DINNER. TOGETHER. NO MATTER WHAT
"Even if one has football practice and I only have four of them at home. One might have soccer, and we have to go back and pick them up when it's over. It's not always set in stone because everyone has different stuff going on, but we do all sit down and have dinner, so we get that family time at some point, every day, regardless," Shaunie says.

Two days a week, Shaunie's mom hosts a Thanksgiving-style family dinner for Shaunie and her five kids, her sister and her two children, her brother and dad. Ambitious, no doubt, "but we know on Sundays and usually Wednesdays, we go to my mom's and we're going to have dinner. Period. It doesn't change, and we have to fit that into our schedules every single week," Shaunie says.

CONTROL WHAT YOU CAN
"If we realized it or not, we all have some type of routine ... and you control it. You know you have to be at work for X amount of hours; what you do before or after, that's the time you take and you control that. You make it what you want it to be or what you have to make it be," Shaunie says, drawing on her experiences as a working single mom and a stay-at-home one.

Prioritizing for her has meant making sure she's there for her kids and sacrificing some things. "There are times where I won't fly and film for the show because I want to be at my kid's fourth-grade science exhibition," she says.
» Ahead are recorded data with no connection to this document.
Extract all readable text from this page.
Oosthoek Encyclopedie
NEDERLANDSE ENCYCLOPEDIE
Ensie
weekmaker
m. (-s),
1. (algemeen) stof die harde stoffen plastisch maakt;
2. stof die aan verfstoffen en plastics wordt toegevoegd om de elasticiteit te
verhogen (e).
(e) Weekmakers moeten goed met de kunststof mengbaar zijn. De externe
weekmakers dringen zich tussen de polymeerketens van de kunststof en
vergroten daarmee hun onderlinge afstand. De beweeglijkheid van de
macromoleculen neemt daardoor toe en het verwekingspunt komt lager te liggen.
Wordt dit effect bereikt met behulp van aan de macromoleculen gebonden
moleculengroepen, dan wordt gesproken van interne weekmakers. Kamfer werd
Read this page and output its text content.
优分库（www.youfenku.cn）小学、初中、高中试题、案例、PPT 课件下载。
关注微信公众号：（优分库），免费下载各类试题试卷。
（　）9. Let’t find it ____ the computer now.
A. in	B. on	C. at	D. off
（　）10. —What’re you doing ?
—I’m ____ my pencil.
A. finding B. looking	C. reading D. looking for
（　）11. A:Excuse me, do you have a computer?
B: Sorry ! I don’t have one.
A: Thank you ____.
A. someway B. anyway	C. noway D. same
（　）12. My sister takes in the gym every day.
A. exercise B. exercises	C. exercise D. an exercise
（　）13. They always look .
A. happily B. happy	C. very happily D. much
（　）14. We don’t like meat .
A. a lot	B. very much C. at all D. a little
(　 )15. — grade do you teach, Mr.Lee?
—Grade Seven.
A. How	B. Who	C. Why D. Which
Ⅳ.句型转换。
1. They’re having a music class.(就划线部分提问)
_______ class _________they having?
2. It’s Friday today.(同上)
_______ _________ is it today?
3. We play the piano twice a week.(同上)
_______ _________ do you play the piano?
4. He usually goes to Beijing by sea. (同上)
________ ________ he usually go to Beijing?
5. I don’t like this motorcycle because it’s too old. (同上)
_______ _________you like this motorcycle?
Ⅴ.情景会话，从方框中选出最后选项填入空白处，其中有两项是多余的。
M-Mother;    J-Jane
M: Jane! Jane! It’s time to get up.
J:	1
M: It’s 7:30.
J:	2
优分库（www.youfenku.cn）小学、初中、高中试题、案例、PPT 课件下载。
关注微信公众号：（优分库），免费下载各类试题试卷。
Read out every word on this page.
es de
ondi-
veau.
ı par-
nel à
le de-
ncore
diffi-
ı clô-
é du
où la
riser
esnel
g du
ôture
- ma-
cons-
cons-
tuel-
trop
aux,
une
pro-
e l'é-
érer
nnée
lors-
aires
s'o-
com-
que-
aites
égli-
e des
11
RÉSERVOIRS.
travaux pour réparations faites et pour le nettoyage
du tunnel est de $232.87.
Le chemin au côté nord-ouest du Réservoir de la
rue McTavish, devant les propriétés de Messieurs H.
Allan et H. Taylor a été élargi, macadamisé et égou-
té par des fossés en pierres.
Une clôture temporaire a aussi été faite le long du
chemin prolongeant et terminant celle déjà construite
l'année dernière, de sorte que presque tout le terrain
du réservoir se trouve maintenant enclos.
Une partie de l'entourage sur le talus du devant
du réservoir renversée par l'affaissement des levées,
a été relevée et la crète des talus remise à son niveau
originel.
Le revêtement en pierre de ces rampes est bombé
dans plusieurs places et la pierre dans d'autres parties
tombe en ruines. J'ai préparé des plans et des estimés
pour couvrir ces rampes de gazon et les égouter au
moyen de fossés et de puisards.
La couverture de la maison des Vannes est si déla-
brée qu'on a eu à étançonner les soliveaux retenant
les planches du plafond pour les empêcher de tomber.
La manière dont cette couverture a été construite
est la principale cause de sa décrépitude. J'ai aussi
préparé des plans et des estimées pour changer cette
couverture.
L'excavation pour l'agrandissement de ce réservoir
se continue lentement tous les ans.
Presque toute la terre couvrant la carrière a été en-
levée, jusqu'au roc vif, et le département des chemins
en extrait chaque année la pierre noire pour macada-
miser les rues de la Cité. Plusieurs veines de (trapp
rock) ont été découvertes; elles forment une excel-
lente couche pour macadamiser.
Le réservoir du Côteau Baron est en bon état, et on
KEEP THINGS IN PERSPECTIVE
Basketball wife or not, being a single mom is tough. Shaunie stays in tune with the many facets of single motherhood, and keeps her kids mindful of those who are less fortunate, taking her children to the Los Angeles Mission to serve meals and to help parents pick out gifts for their kids during the holidays. "It's not just to get that [good] feeling," she says. "It's the right thing to do. And now my kids will just be cleaning out the closet like, 'Okay, when we go down there next week, I've got a bag full of stuff,' and 'I remember so-and-so needed this.' It's become a routine and something that's really familiar in my house," she says.

DON'T SLEEP ON THE CROCK POT
"For single parents, crock pots are your friend," Shaunie says, praising her go-to kitchen accessory and the pot roasts, chilis and whole roasted chickens she's turned out.